YOU GREW UP WITH A SIN­GLE MOTHER, WHAT HAS THAT TAUGHT YOU ABOUT BE­ING A MOTHER?

Mom is the most cre­ative woman I know. As I re­count in my mem­oir, Mom stitched odd jobs at the kitchen ta­ble to make ends meet while we kids played at her feet. She didn’t have a lot of money so in­stead of the Bar­bie play­house and pool, we used sty­ro­foam in­serts from ship­ping boxes for doll­houses. When my daugh­ter came along, Mom showed me that some­thing as sim­ple as toss­ing socks into a bas­ket can be end­lessly en­ter­tain­ing for a tod­dler. I try to model much of my par­ent­ing on my mother’s gift for cre­ativ­ity.
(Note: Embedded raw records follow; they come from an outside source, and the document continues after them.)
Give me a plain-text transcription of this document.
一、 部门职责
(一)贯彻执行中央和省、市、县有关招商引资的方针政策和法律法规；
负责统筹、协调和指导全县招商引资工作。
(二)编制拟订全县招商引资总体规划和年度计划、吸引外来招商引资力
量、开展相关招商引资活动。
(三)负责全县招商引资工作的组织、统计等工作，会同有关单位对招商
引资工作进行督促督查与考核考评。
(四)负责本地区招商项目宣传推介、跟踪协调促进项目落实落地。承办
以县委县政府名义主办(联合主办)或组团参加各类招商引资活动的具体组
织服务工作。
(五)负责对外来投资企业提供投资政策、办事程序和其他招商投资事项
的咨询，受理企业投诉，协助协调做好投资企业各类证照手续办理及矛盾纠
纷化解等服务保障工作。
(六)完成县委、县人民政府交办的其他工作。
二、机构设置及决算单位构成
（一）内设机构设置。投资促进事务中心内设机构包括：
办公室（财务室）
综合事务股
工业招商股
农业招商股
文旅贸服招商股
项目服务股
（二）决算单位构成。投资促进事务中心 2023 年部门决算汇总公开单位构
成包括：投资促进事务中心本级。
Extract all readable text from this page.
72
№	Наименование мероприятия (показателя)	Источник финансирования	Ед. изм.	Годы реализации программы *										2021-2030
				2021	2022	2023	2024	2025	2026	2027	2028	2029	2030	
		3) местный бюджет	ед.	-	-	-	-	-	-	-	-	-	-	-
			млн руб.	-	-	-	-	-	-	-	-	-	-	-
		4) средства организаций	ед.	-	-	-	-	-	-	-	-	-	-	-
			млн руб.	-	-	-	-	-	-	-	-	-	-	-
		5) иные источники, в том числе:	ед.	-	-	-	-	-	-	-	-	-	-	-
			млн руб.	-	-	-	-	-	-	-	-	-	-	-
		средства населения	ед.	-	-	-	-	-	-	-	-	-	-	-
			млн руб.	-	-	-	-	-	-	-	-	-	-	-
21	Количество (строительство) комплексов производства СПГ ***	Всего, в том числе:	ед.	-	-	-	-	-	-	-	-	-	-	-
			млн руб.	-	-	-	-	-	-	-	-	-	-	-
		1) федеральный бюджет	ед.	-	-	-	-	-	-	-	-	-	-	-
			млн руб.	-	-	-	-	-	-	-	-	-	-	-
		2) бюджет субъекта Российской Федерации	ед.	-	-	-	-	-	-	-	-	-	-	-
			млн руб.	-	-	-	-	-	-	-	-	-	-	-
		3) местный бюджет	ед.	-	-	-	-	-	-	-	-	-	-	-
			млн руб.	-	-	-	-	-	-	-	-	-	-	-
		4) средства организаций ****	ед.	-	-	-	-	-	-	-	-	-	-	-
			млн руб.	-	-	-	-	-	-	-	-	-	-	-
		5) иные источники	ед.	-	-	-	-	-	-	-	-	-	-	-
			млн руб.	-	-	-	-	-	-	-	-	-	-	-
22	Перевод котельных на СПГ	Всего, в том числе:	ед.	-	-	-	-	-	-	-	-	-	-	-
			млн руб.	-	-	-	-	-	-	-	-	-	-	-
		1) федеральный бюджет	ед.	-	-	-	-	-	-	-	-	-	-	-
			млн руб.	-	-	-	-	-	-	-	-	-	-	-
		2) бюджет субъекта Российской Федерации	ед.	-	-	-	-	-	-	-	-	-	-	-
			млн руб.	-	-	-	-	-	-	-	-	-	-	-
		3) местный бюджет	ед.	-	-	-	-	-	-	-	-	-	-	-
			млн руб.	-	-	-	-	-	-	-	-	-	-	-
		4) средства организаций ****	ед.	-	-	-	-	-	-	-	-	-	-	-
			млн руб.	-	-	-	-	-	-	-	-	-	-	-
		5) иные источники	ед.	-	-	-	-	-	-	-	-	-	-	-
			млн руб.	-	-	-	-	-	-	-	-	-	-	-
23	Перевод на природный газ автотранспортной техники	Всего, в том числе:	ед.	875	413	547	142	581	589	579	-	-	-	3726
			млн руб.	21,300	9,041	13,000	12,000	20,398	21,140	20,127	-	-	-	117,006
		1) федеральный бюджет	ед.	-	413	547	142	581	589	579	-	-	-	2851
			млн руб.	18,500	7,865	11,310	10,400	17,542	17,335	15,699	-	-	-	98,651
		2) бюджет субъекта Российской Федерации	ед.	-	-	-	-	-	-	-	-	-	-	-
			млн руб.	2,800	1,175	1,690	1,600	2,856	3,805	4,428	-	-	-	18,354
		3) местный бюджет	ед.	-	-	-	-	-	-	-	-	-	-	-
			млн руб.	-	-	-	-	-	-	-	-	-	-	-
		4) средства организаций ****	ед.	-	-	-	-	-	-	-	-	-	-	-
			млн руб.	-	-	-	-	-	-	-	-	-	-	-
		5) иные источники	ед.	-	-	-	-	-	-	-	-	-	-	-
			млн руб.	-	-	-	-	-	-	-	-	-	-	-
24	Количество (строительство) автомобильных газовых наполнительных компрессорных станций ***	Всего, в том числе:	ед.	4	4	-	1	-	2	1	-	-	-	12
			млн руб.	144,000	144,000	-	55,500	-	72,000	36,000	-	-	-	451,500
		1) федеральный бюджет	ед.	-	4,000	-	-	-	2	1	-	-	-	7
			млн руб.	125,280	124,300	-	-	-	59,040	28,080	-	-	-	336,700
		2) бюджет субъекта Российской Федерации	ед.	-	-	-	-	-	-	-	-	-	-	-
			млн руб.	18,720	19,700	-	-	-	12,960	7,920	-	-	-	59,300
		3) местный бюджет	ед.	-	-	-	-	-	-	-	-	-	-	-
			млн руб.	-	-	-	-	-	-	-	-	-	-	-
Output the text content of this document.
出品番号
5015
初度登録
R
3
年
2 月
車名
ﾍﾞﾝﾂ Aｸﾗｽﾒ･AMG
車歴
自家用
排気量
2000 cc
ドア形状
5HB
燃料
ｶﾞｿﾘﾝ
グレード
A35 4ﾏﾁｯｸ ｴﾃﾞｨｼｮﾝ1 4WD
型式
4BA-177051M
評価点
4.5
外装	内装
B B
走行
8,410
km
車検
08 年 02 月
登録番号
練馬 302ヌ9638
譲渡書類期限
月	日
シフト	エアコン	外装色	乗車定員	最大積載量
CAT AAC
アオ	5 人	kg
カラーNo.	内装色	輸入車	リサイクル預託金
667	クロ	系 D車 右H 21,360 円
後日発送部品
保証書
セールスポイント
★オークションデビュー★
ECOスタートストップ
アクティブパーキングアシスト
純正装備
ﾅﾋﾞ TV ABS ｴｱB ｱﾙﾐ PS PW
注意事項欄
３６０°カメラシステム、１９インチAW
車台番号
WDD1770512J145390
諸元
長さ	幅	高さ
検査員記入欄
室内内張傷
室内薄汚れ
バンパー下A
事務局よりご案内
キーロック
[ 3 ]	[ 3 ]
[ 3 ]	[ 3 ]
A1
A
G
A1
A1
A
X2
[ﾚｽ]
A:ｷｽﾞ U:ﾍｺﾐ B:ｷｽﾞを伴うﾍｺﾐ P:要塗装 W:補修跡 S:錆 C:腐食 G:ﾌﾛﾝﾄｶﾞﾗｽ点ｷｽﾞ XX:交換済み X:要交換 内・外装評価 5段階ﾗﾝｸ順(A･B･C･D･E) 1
AND FI­NALLY, WHAT IS YOUR FAVOURITE RECIPE? AND WHY?

I have many fa­vorite in­ter­na­tional recipes, but I al­ways come back to Mom’s home­made bread - it’s warm, homey, and sim­ple. Mom made this bread ev­ery day for a couple of years while liv­ing at a small con­vent, per­fect­ing vari­a­tions as she went. She used side-by-side bread ma­chines to proof dou­ble batches of dough, then baked the loaves in the oven. Not a crumb was left af­ter break­fast. I like to bake mine in a Pull­man pan, though a freeform loaf or small din­ner rolls work, too. The pow­dered milk gives the bread a softer crumb, but I rarely add it.